Australia is a very big land in the southern hemisphere of planet Earth. Its obscure location (as opposed to that of the largest culture centres, such as London, Berlin and Greenland, all located on the northern hemisphere) causes most scientific and pseudo-scientific measures and units work rather oddly in it and its neighbouring countries, which are all New Zealand.
The commonly used Gregorian calendar is based on the Sun's movement around Earth. The Sun only moves around the northern hemisphere, though. As most cultivated civilizations developed in Europe, no one has ever really cared; however, once the Australians also started to measure time, it became quite clear that any non-Australian would never be able to fully understand their methods.
The basic unit of the Australians is called Australian Second. It is more or less equal to three normal seconds, although it lasts longer during winter. Each day, from sunrise to sunset, lasts 42 Australian hours, which are 66 Australian minutes long at morning and twice as long on the evenings. The length of an Australian minute varies from twelve to five thousand, three hundred and twenty-seven Australian seconds.
The length of Australian months is defined at random at the beginning of every month. They usually last 30 days, give or take two weeks, but occurrences have been recorded when a month reached 500 days and more. Twelve Australian months form one Australian year, although every forth year is a leap year, meaning that the Australians are too busy preparing themselves to the jumping events in the Olympic Games to remember tracking time.
All in all, an Australian year can equal to just about anything, depending solely on the will of the measurer.
If you have a little penis it is called a pin in australia
Australia's unique location on the surface of the Earth usually causes gravitating errors. Gravitation is directly influenced by the location of the Sun; therefore, and as the distance between Australia and the Sun varies quite a lot during the day, it is unsafe to weigh anything in Australia. The usual estimates, however, suggest that an Australian gram equals 0.5 grams at 3 AM, 1 grams at 10 AM, 3 grams at 2 PM, 150 grams at 7 PM, 483kilograms at 10 PM and about 0.7 grams at midnight.

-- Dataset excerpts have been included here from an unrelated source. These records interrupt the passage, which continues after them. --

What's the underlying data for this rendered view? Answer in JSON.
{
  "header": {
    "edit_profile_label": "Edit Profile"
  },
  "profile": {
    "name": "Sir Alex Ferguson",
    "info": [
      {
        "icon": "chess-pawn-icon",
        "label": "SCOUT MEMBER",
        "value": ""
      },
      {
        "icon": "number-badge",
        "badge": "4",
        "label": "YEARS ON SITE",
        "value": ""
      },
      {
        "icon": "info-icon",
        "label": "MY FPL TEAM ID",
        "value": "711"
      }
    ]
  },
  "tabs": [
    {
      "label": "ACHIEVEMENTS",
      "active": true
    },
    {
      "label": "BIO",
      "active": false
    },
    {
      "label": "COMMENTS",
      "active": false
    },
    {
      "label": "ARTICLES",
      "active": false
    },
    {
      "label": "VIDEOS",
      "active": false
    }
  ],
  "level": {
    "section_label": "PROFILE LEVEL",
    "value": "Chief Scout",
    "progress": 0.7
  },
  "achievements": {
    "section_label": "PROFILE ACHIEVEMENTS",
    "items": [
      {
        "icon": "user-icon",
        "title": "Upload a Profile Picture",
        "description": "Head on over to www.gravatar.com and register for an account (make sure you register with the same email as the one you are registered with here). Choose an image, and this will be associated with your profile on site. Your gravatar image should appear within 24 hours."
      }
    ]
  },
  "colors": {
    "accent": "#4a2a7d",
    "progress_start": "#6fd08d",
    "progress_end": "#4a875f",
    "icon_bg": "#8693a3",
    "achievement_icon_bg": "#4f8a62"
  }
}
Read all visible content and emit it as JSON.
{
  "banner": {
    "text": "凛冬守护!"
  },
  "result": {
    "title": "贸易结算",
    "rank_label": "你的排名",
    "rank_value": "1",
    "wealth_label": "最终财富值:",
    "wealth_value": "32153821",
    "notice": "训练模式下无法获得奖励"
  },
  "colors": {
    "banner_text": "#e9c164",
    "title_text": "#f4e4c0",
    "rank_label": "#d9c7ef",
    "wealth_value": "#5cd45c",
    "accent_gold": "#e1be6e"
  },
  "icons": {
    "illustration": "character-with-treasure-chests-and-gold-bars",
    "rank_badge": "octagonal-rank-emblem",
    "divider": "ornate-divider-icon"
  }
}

Being very distant from any non-Australian, the Australians have developed the unique characteristic of toe-equality. In other words, the length of the toes of all Australians is equal, and is about 2 centimeters. This enabled the Australians to measure lengths by toes, as opposed to meters or feet. The typical Australian hut, for example, is 3000 toes high.
Another common unit, although it has since been superceded by the toe, is the yay. This is used to describe length in the following method. "How long is it?" "Oh.....about yay long (while showing an approximate length by
moving holding the hands apart)"
Australians also use a unit called a "Penis". This is similar in length and origin to the British "Foot". It was modelled on the average length of an Australian man's penis.
The ancient Australian philosopher, Bruce, has managed to show that no object can move (in a way very similar to the one Zeno used to demonstrate his Achilles Paradox). Since then, it is widely agreed in Australia that measuring velocity is a complete waste of time, and that drinking beer or watching footy would be a wiser way of spending it.
Note: These units have since been proved false. It is widely accepted that many Australians simply give a number in response to any unit based question given and it is up to the questioner to know what unit they mean. Alternatively, Australians will tell you how something isn't. For example: "How long till we get there?", "Not long." "How big is it?", "Not big." "How old was he?", "Not old." and so on.